Необыкновенной, заманчивой кажется мне жизнь в этом доме, полном музыки, песен и артистов. Эта жизнь совсем не похожа на жизнь в нашем доме, в нашем квартале.
И хочется мне стукнуть в окно, позвать мою маленькую балерину, позвать к себе.
Да что же это такое? Жду не дождусь утра, чтобы увидеть ее рядом на парте.
Однажды Валька закричал нам вслед, когда мы шли домой:
— Невеста — без места, жених — без штанов!
Я догнал Вальку и извалял его в снегу. И, чтобы совсем уж быть героем перед Галей, толкнул ему за шиворот комок снега…

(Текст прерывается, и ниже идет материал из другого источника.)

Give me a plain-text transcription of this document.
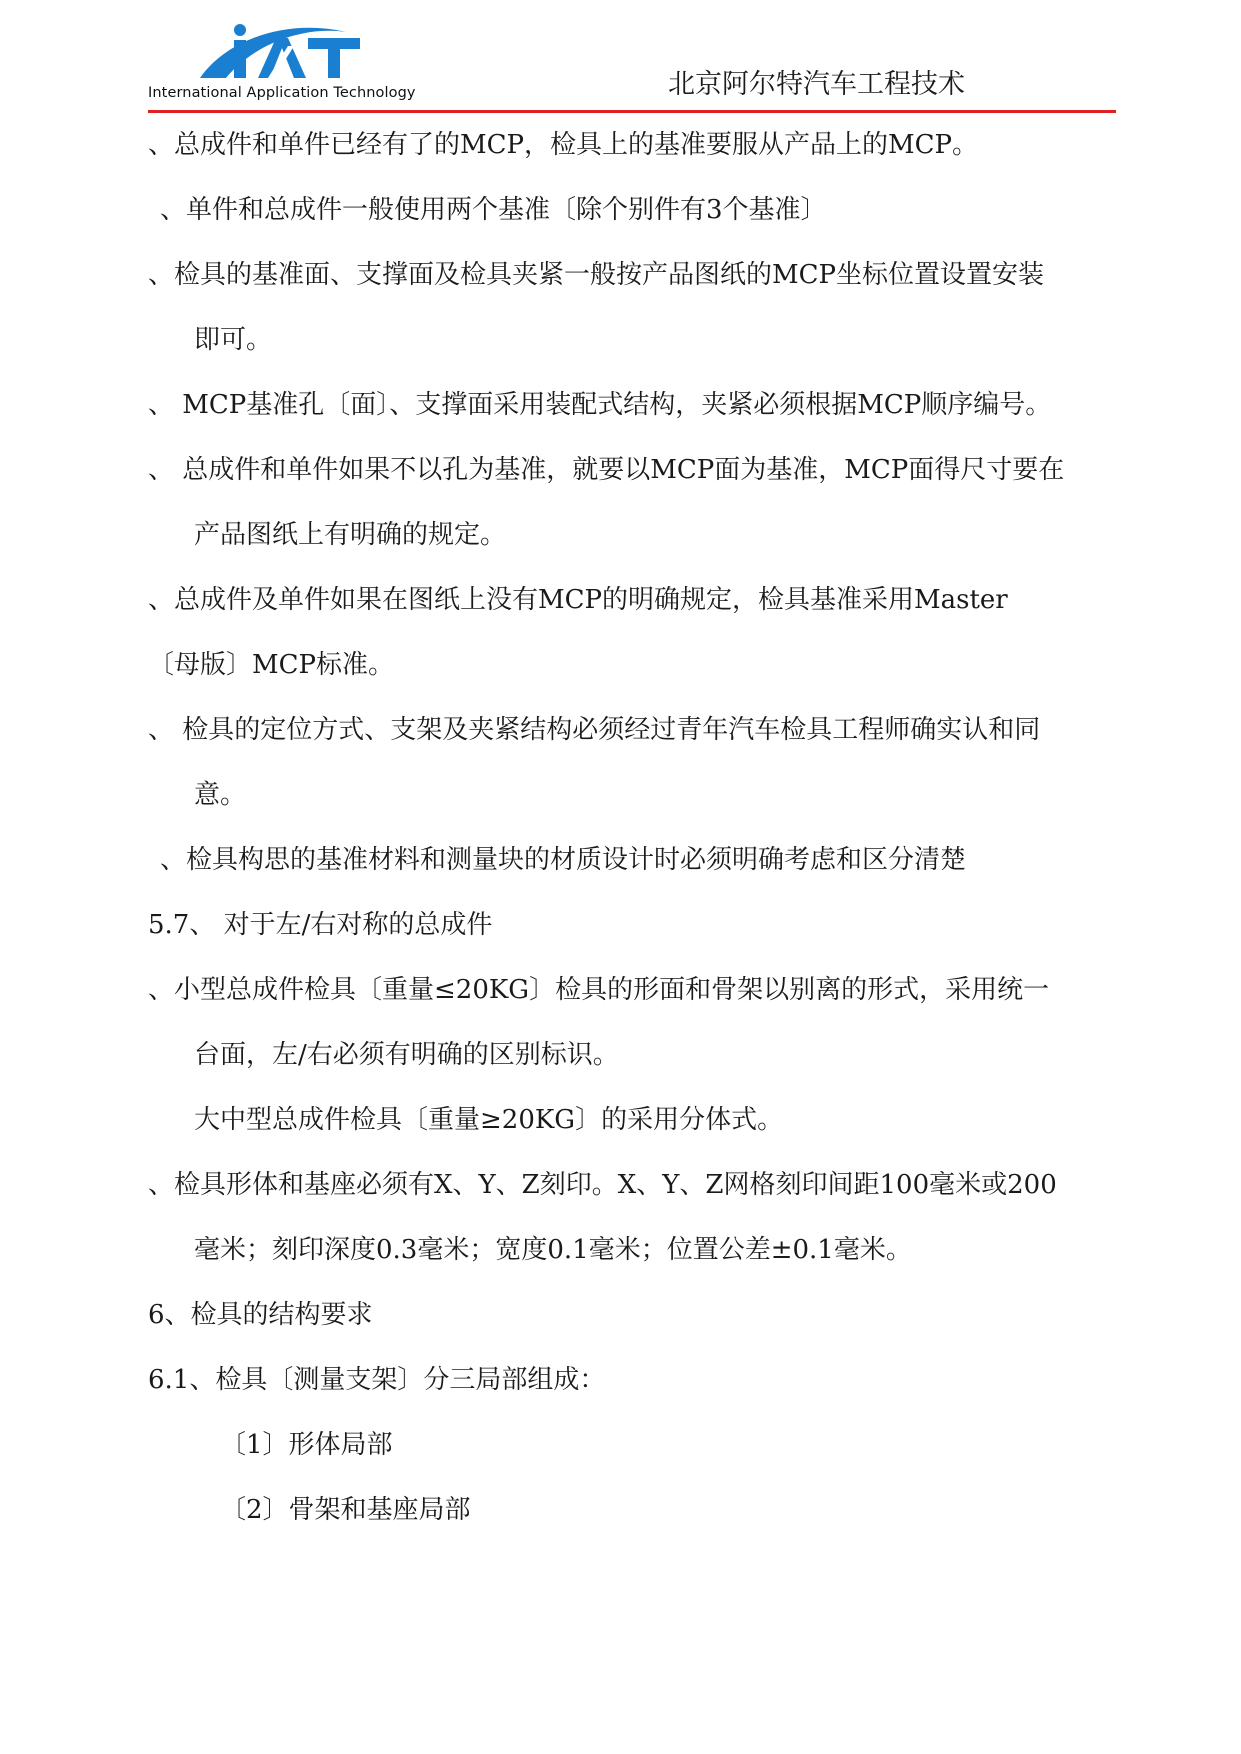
International Application Technology	北京阿尔特汽车工程技术
、总成件和单件已经有了的MCP，检具上的基准要服从产品上的MCP。
、单件和总成件一般使用两个基准〔除个别件有3个基准〕
、检具的基准面、支撑面及检具夹紧一般按产品图纸的MCP坐标位置设置安装
即可。
、 MCP基准孔〔面〕、支撑面采用装配式结构，夹紧必须根据MCP顺序编号。
、 总成件和单件如果不以孔为基准，就要以MCP面为基准，MCP面得尺寸要在
产品图纸上有明确的规定。
、总成件及单件如果在图纸上没有MCP的明确规定，检具基准采用Master
〔母版〕MCP标准。
、 检具的定位方式、支架及夹紧结构必须经过青年汽车检具工程师确实认和同
意。
、检具构思的基准材料和测量块的材质设计时必须明确考虑和区分清楚
5.7、 对于左/右对称的总成件
、小型总成件检具〔重量≤20KG〕检具的形面和骨架以别离的形式，采用统一
台面，左/右必须有明确的区别标识。
大中型总成件检具〔重量≥20KG〕的采用分体式。
、检具形体和基座必须有X、Y、Z刻印。X、Y、Z网格刻印间距100毫米或200
毫米；刻印深度0.3毫米；宽度0.1毫米；位置公差±0.1毫米。
6、检具的结构要求
6.1、检具〔测量支架〕分三局部组成：
〔1〕形体局部
〔2〕骨架和基座局部
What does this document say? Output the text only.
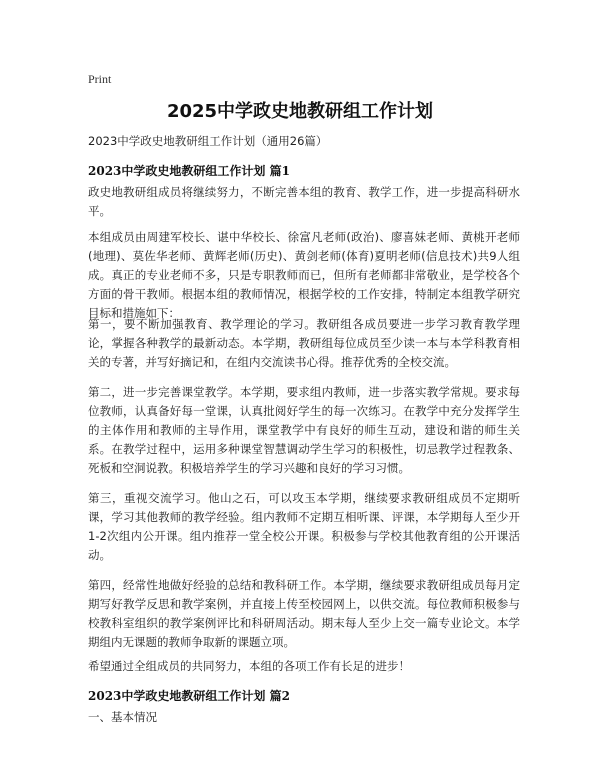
Print
2025中学政史地教研组工作计划
2023中学政史地教研组工作计划（通用26篇）
2023中学政史地教研组工作计划 篇1

政史地教研组成员将继续努力，不断完善本组的教育、教学工作，进一步提高科研水平。

本组成员由周建军校长、谌中华校长、徐富凡老师(政治)、廖喜妹老师、黄桃开老师(地理)、莫佐华老师、黄辉老师(历史)、黄剑老师(体育)夏明老师(信息技术)共9人组成。真正的专业老师不多，只是专职教师而已，但所有老师都非常敬业，是学校各个方面的骨干教师。根据本组的教师情况，根据学校的工作安排，特制定本组教学研究目标和措施如下：

第一，要不断加强教育、教学理论的学习。教研组各成员要进一步学习教育教学理论，掌握各种教学的最新动态。本学期，教研组每位成员至少读一本与本学科教育相关的专著，并写好摘记和，在组内交流读书心得。推荐优秀的全校交流。

第二，进一步完善课堂教学。本学期，要求组内教师，进一步落实教学常规。要求每位教师，认真备好每一堂课，认真批阅好学生的每一次练习。在教学中充分发挥学生的主体作用和教师的主导作用，课堂教学中有良好的师生互动，建设和谐的师生关系。在教学过程中，运用多种课堂智慧调动学生学习的积极性，切忌教学过程教条、死板和空洞说教。积极培养学生的学习兴趣和良好的学习习惯。

第三，重视交流学习。他山之石，可以攻玉本学期，继续要求教研组成员不定期听课，学习其他教师的教学经验。组内教师不定期互相听课、评课，本学期每人至少开1-2次组内公开课。组内推荐一堂全校公开课。积极参与学校其他教育组的公开课活动。

第四，经常性地做好经验的总结和教科研工作。本学期，继续要求教研组成员每月定期写好教学反思和教学案例，并直接上传至校园网上，以供交流。每位教师积极参与校教科室组织的教学案例评比和科研周活动。期末每人至少上交一篇专业论文。本学期组内无课题的教师争取新的课题立项。

希望通过全组成员的共同努力，本组的各项工作有长足的进步！

2023中学政史地教研组工作计划 篇2
一、基本情况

Театр! Я иду в театр! Галина мама пригласила меня на дневной спектакль. Шло «Лебединое озеро».
Помню легкий дымок метелицы, Рабочий дворец, запретный для других актерский вход, вешалки с блестящими рогами, на них много хорошо пахнущих нарядных дошек, красивых пальто с воротниками из неведомых мехов. Сухонький старичок сует мою истасканную шубейку на подоконник. Моя заячья шапка с надорванным ухом катится на пол, старичок поднимает ее…

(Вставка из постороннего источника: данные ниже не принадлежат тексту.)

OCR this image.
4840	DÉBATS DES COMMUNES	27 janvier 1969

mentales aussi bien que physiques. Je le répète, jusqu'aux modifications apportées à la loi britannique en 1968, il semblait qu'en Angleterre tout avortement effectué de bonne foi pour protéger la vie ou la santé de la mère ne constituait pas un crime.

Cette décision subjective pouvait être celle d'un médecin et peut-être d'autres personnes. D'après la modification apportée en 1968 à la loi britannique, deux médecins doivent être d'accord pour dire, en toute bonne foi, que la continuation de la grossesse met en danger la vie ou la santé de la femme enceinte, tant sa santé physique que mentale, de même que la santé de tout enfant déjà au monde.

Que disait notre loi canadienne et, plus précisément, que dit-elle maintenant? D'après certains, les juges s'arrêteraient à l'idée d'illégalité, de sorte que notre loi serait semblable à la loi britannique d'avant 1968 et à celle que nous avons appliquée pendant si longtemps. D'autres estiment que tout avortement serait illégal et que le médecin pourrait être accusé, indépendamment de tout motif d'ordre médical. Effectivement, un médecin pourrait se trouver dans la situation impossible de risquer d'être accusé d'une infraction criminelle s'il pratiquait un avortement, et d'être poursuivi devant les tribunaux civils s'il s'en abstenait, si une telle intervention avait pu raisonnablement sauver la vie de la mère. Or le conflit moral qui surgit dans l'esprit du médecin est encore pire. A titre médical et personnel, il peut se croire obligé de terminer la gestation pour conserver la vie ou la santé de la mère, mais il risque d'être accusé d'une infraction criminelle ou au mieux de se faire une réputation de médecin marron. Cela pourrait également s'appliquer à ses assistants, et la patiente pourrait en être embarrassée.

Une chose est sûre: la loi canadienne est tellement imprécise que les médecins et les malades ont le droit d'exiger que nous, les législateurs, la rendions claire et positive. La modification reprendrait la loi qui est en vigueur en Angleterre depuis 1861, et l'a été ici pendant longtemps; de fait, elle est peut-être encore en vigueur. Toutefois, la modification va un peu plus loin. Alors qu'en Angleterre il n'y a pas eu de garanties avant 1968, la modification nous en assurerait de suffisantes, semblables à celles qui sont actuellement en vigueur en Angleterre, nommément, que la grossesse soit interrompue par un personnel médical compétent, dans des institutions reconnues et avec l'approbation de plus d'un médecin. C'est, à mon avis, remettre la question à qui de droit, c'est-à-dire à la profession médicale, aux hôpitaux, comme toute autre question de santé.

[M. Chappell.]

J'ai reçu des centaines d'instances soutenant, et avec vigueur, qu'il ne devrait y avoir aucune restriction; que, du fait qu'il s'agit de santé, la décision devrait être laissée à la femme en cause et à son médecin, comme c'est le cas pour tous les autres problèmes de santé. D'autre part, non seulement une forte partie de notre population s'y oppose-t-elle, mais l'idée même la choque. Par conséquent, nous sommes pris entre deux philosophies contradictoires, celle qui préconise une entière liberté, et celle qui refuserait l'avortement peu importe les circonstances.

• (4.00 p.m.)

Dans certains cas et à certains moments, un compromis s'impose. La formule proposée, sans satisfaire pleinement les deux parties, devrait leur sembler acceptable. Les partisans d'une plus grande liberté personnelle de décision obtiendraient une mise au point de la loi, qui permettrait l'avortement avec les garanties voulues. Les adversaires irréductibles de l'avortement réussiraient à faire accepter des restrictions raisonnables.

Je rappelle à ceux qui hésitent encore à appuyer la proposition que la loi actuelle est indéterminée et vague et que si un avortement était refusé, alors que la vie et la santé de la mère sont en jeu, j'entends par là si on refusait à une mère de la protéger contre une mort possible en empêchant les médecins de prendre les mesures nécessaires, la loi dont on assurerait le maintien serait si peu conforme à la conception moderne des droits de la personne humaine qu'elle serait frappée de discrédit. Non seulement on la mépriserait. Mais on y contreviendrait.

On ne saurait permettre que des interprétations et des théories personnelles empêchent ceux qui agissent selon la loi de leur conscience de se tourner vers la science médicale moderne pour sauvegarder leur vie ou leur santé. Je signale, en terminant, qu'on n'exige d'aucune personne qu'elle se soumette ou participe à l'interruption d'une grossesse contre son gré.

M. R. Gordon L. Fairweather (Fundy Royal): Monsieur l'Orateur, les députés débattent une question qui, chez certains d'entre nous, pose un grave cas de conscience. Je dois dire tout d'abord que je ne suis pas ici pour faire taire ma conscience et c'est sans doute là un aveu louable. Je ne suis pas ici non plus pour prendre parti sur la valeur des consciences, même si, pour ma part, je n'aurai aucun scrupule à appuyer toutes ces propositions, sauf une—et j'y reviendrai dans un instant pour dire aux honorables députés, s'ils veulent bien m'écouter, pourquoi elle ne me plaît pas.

У легонькой Гали танцующая походка. Галя румяная с мороза, в белом пушистом свитерке. Ее черная юбка вся в мелких складках, точно гармошка. В косах алые банты.

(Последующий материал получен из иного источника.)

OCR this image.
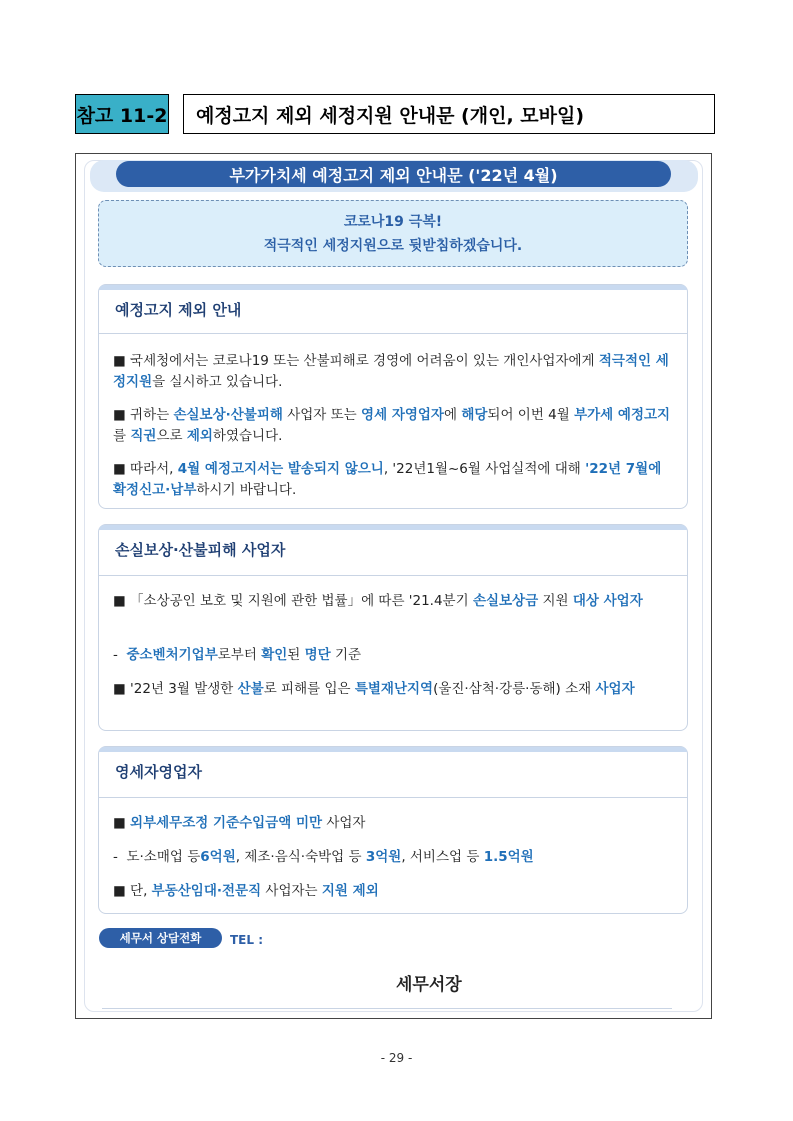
참고 11-2	예정고지 제외 세정지원 안내문 (개인, 모바일)
부가가치세 예정고지 제외 안내문 ('22년 4월)
코로나19 극복!
적극적인 세정지원으로 뒷받침하겠습니다.
예정고지 제외 안내
■ 국세청에서는 코로나19 또는 산불피해로 경영에 어려움이 있는 개인사업자에게 적극적인 세정지원을 실시하고 있습니다.
■ 귀하는 손실보상·산불피해 사업자 또는 영세 자영업자에 해당되어 이번 4월 부가세 예정고지를 직권으로 제외하였습니다.
■ 따라서, 4월 예정고지서는 발송되지 않으니, '22년1월~6월 사업실적에 대해 '22년 7월에 확정신고·납부하시기 바랍니다.
손실보상·산불피해 사업자
■ 「소상공인 보호 및 지원에 관한 법률」에 따른 '21.4분기 손실보상금 지원 대상 사업자
- 중소벤처기업부로부터 확인된 명단 기준
■ '22년 3월 발생한 산불로 피해를 입은 특별재난지역(울진·삼척·강릉·동해) 소재 사업자
영세자영업자
■ 외부세무조정 기준수입금액 미만 사업자
- 도·소매업 등6억원, 제조·음식·숙박업 등 3억원, 서비스업 등 1.5억원
■ 단, 부동산임대·전문직 사업자는 지원 제외
세무서 상담전화	TEL :
세무서장
- 29 -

Она смело идет, бежит за кулисы. Ее высокие, зашнурованные ботинки бойко стучат каблучками. Я робко шаркаю за ней валенками, верчу головой из стороны в сторону. А Галя все говорит и говорит. Однажды моя мама сказала о ней: «Ну и трещотка! Рта не закрывает!»
Мимо нас, почти не касаясь пола, проносятся девушки в диковинных юбочках. Юбки как раскрытые белые зонтики. Только они пышные, в несколько слоев.
Слышу голос Гали:
— Это пачки!
От перелетающих белых девушек-птиц рябит в глазах, как от снегопада. Они кружатся среди коридора, легко прыгают, замирают на одной ноге, подняв другую сзади высоко над полом, а сами склоняются, руки разводят крыльями. Эти руки змеятся, будто в них и костей нет.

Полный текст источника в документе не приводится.